Dec 28, 2016 DEA says Marijuana Extract & CBD are Schedule I Drugs – Virginia law on CBD and THC-A oil
The Drug Enforcement Administration (DEA) says that marijuana extract is a Schedule I controlled substance. Specifically, “marihuana extract” means “an extract containing one or more cannabinoids that has been derived from any plant of the genus Cannabis, other than the separated resin (whether crude or purified) obtained from the plant.” 81 FR 90194 (Dec. 14, 2018). This DEA amendment to 21 CFR § 1308.11 takes effect on January 13, 2017.
CBD — touted for treating seizures (see here, too), and for being antiemetic, anticonvulsant, antipsychotic, anti-inflammatory, anti-inflammatory, antioxidant, anti-tumor and antidepressant — has been characterized as non-psychoactive, as opposed to THC. Jahan Marcu, et al., suggest that it would perhaps “be better to say that CBD is ‘not psychoactive like THC [etrahydrocannabinol],’ rather than repeating the familiar and somewhat misleading refrain that ‘CBD is not psychoactive.'”
Whether or not the DEA’s foregoing December 14 announcement (“Announcement”) amounts to a restatement of its prior position or a new policy, the Announcement begs the question whether the DEA has the authority to classify marijuana extract as a schedule I drug.
For starters, although the Announcement references “one or more cannabinoids that has been derived from any plant of the genus Cannabis,” no federal statutory definition exists for cannabinoids nor cannabis. Instead, federal statutory law defines marijuana as follows:
“The term ‘marihuana’ means all parts of the plant Cannabis sativa L., whether growing or not; the seeds thereof; the resin extracted from any part of such plant; and every compound, manufacture, salt, derivative, mixture, or preparation of such plant, its seeds or resin. Such term does not include the mature stalks of such plant, fiber produced from such stalks, oil or cake made from the seeds of such plant, any other compound, manufacture, salt, derivative, mixture, or preparation of such mature stalks (except the resin extracted therefrom), fiber, oil, or cake, or the sterilized seed of such plant which is incapable of germination.” 21 U.S.C. § 802(16) (emphasis added).
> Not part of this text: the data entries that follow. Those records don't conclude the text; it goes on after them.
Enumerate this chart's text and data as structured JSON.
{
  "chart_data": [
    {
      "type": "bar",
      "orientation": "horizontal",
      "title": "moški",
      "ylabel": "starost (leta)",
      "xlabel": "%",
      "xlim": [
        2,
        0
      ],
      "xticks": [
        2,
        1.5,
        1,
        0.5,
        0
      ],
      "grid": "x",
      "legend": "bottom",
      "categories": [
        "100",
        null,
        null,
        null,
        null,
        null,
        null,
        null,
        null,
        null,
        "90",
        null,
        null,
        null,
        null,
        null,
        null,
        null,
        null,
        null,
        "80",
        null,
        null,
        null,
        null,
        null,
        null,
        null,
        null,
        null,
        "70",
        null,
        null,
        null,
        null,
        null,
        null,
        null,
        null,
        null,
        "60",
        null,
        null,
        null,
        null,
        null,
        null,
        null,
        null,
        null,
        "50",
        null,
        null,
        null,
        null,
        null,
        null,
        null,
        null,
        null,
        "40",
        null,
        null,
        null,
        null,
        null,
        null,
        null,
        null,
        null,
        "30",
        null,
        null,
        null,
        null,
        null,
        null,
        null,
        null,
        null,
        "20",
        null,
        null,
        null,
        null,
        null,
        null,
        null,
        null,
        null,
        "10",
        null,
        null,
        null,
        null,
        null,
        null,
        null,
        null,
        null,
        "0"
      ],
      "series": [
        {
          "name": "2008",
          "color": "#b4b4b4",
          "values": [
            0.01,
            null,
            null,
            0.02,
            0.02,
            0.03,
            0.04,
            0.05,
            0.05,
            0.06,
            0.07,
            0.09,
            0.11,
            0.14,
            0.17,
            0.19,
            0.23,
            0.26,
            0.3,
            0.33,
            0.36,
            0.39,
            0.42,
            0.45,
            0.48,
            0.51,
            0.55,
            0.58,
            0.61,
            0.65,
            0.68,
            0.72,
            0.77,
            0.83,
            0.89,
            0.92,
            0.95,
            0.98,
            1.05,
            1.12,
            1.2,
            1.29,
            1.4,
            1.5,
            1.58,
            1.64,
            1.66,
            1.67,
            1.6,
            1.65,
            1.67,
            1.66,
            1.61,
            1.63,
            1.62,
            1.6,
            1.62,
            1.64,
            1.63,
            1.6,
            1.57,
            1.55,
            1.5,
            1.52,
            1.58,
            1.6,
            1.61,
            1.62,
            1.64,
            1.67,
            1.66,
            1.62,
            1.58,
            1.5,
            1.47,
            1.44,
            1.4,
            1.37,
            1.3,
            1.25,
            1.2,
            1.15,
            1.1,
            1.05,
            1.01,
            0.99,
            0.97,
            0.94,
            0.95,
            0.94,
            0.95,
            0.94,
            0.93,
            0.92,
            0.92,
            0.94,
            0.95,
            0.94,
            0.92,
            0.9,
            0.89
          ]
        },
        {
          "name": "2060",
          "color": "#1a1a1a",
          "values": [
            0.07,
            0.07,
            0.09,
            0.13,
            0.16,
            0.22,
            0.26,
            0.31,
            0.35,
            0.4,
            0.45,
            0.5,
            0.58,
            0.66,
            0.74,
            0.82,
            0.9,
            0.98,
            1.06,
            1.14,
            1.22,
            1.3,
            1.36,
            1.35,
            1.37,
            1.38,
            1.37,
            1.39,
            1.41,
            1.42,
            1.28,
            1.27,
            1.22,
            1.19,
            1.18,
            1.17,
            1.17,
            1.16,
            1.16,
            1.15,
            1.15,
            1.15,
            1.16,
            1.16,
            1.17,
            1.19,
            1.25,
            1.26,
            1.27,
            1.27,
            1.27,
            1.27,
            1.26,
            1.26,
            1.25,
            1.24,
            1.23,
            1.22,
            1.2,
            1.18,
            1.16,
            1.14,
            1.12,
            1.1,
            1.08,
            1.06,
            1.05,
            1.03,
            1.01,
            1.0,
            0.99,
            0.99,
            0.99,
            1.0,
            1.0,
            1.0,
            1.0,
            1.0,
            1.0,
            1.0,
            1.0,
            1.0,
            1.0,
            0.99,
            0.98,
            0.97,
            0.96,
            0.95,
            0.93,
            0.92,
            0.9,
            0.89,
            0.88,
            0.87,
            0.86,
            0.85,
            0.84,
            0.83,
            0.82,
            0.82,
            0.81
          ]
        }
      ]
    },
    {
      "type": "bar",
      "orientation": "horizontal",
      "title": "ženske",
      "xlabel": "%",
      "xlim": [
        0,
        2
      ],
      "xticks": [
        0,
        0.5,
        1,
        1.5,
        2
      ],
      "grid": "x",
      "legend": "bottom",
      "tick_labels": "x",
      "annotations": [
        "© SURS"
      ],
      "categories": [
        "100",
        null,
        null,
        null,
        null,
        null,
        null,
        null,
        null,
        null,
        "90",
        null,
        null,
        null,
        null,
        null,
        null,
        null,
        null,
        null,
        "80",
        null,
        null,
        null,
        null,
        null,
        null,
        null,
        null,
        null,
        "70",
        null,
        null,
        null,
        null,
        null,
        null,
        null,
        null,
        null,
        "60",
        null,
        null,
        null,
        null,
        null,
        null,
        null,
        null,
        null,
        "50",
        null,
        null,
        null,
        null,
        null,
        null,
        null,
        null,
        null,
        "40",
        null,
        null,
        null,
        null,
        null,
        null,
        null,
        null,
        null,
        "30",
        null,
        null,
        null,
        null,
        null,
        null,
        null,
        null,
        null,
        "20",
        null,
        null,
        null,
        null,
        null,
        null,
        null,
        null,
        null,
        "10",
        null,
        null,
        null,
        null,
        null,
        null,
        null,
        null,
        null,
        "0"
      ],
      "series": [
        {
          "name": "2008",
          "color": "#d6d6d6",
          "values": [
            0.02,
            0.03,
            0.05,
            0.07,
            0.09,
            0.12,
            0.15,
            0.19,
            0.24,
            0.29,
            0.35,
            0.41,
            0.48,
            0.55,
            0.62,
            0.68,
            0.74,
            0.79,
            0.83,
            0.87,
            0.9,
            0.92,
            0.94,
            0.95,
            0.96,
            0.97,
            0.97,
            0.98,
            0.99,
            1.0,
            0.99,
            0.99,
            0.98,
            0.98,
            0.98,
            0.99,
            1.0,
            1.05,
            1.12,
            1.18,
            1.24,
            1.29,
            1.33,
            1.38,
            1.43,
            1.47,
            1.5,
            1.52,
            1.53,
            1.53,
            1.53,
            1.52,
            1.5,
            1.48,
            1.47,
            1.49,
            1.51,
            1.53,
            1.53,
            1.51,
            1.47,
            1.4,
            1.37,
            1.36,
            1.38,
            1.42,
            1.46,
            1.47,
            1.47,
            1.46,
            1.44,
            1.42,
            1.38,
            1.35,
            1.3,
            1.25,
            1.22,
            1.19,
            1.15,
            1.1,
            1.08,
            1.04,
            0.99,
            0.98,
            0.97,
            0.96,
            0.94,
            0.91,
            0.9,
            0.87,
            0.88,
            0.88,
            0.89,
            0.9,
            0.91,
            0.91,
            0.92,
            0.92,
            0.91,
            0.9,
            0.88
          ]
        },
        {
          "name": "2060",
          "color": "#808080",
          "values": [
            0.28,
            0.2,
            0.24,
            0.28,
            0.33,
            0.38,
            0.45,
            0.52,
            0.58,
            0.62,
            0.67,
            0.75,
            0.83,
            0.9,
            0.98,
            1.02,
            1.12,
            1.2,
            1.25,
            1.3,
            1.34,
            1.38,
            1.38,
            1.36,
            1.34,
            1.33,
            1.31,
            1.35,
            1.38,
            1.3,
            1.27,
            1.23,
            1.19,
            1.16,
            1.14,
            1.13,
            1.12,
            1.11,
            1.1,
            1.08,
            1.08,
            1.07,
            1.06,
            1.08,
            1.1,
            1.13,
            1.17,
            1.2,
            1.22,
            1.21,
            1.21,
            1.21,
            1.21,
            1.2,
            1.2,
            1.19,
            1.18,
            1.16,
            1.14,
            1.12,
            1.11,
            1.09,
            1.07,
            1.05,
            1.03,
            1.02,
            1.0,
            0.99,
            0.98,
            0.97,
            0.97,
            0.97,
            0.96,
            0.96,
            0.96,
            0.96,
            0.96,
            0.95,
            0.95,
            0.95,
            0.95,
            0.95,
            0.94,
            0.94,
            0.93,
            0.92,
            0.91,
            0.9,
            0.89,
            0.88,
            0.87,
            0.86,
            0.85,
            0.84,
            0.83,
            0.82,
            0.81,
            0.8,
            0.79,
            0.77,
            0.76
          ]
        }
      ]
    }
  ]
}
Consequently, to what extent is the DEA — which is part of the Justice Department and thus a part of the executive branch of the federal government — legally permitted to go well beyond statutory language to classify substances as Schedule I controlled substances? Schedule 1 controlled substances are illegal to possess for any purpose. 21 U.S. Code § 812
The Hoban law firm in Colorado asserts that: “Cannabinoids are not illegal if they are derived from certain parts of the plant, and the Farm Bill expressly indicates that the entire plant is lawful, as set forth above.” The Hoban firm further addresses the DEA Announcement. On the other hand, former NORML director Jon Gettman believes the DEA has wide-ranging authority to regulate cannabis. However, see two paragraphs above for the statutory limitation on the definition of marijuana, whereby marijuana “does not include the mature stalks of such plant, fiber produced from such stalks, oil or cake made from the seeds of such plant…”
The DEA Announcement stands in contrast to Virginia state law, where the non-hash oil parts of the cannabis plant are not considered Schedule 1 drugs for purposes of Virginia criminal law. Va. Code § 18.2-247(D) (defining marijuana) and Va. Code § 54.1-3446 (listing hashish oil as a Schedule I controlled substance).
CBD is lawful in several states at the very least for physicians to recommend for one or more ailments. This includes Virginia, which in 2015 defined CBD and permitted physicians to recommend CBD oil and THC-A oil for intractable epilepsy. Va. Code § 54.1-3408.3. Virginia criminal law designates such physician-recommended CBD oil and THC-A oil possession as an affirmative defense. Va. Code § 18.2-250.1(C).
As much as the Obama administration disappointed in its marijuana enforcement actions, Donald Trump’s administration should be expected to be even more hostile to marijuana. After all the dizzying strides that the marijuana industry has made in Colorado and other states where marijuana has become lawful, and continued efforts to legalize domestic hemp production, the Trump administration’s marijuana policies may make federal litigation all the more necessary and extensive to sort out the federal government’s limits in regulating and prosecuting cannabis and hemp.